Oil Sells Above $80
Oil sold at $80 per barrel yesterday for the first time since mid-November after Russia halted oil supplies to Belarus and on cold weather in the United States.
The bullish news and hopes for recovery in the US economy allowed the oil market to continue the run that lifted prices by 78 percent last year, the biggest annual gain in a decade and also due to shrug off dollar strength.
Russia, the world's largest oil and gas producer, has halted oil supplies to Belarussian refineries after failing to agree terms for 2010.
Transit flows to other parts of Europe have not been affected, but Germany and Poland are closely watching the standoff after supplies to some of their major refineries were cut during a similar row between Moscow and Minsk in January 2007.

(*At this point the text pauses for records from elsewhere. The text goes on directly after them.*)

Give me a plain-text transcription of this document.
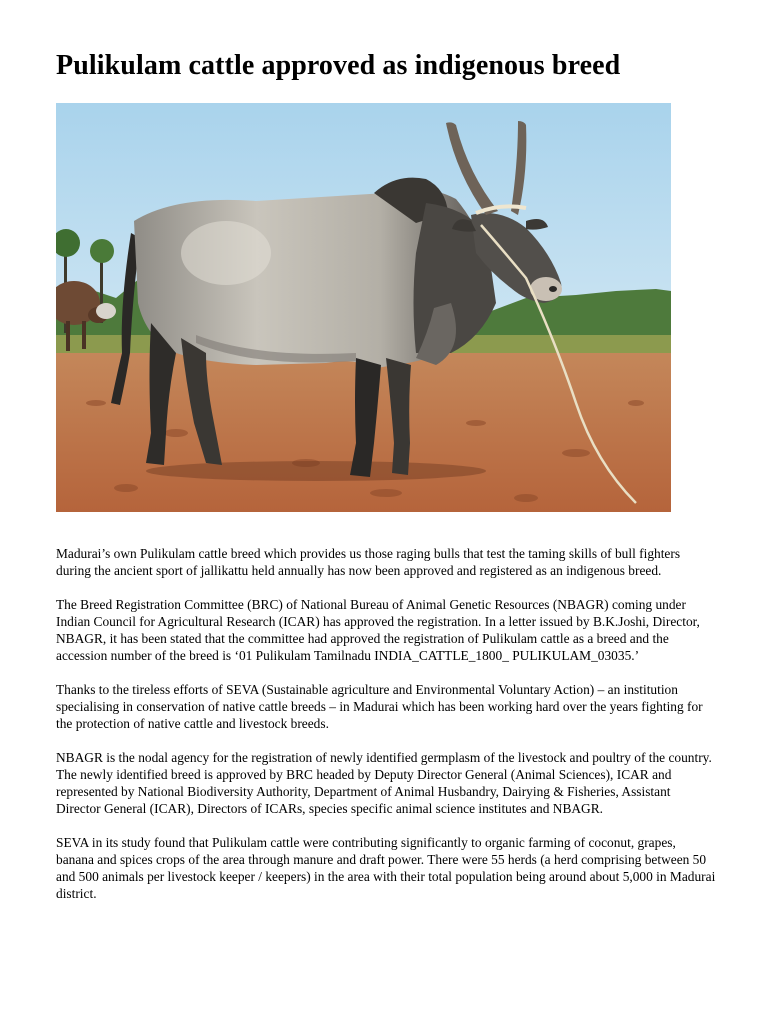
Pulikulam cattle approved as indigenous breed

Madurai’s own Pulikulam cattle breed which provides us those raging bulls that test the taming skills of bull fighters during the ancient sport of jallikattu held annually has now been approved and registered as an indigenous breed.

The Breed Registration Committee (BRC) of National Bureau of Animal Genetic Resources (NBAGR) coming under Indian Council for Agricultural Research (ICAR) has approved the registration. In a letter issued by B.K.Joshi, Director, NBAGR, it has been stated that the committee had approved the registration of Pulikulam cattle as a breed and the accession number of the breed is ‘01 Pulikulam Tamilnadu INDIA_CATTLE_1800_ PULIKULAM_03035.’

Thanks to the tireless efforts of SEVA (Sustainable agriculture and Environmental Voluntary Action) – an institution specialising in conservation of native cattle breeds – in Madurai which has been working hard over the years fighting for the protection of native cattle and livestock breeds.

NBAGR is the nodal agency for the registration of newly identified germplasm of the livestock and poultry of the country. The newly identified breed is approved by BRC headed by Deputy Director General (Animal Sciences), ICAR and represented by National Biodiversity Authority, Department of Animal Husbandry, Dairying & Fisheries, Assistant Director General (ICAR), Directors of ICARs, species specific animal science institutes and NBAGR.

SEVA in its study found that Pulikulam cattle were contributing significantly to organic farming of coconut, grapes, banana and spices crops of the area through manure and draft power. There were 55 herds (a herd comprising between 50 and 500 animals per livestock keeper / keepers) in the area with their total population being around about 5,000 in Madurai district.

Also, forecasts by DTN Meteorlogix for freezing temperatures across the US and cold weather in the plains this week may boost heating demand and lend further support to crude prices.
US crude for February delivery rose 78 cents to $80.14 per barrel by 07:00 GMT after touching $80.24, which is the highest since November 22.
London Brent crude climbed 78 cents to $78.71.
“The Russia supply to Belarus isn't a big impact on the market at the moment, but it is an uncomfortable reminder that the issue could blow up and potentially disrupt European oil supplies,” said Ken Hasegawa, a commodity derivatives manager at Newedge in Japan.
Having passed the $80 barrier, Hasegawa said traders could push prices higher towards the next technical resistance level of around $81.50.
Positive economic data from China and India added to the bullish sentiment.
China's factories cranked up production in December on the back of bulging order books, while the rate of growth in Indian manufacturing rose for the first time in three months in December with activity reaching its highest since May on sharp rises in new work.
However, with crude stockpiles in the United States still hovering above the five-year average, some analysts and traders questioned whether oil prices would soon be due for correction.
“There is quite a lot of doubt on whether oil prices can keep recent gains since the fundamentals are still very weak.
“We believe prices could correct and fall to the $70-levels over January,” said Clarence Chu, an oil trader at Hudsons Capital Group in Singapore.
Investors are set to take cues from US manufacturing data later on Monday to gauge the strength of the economy while monthly employment figures in the first week of the New Year will keep investors focused on what is likely to be 2010's reality.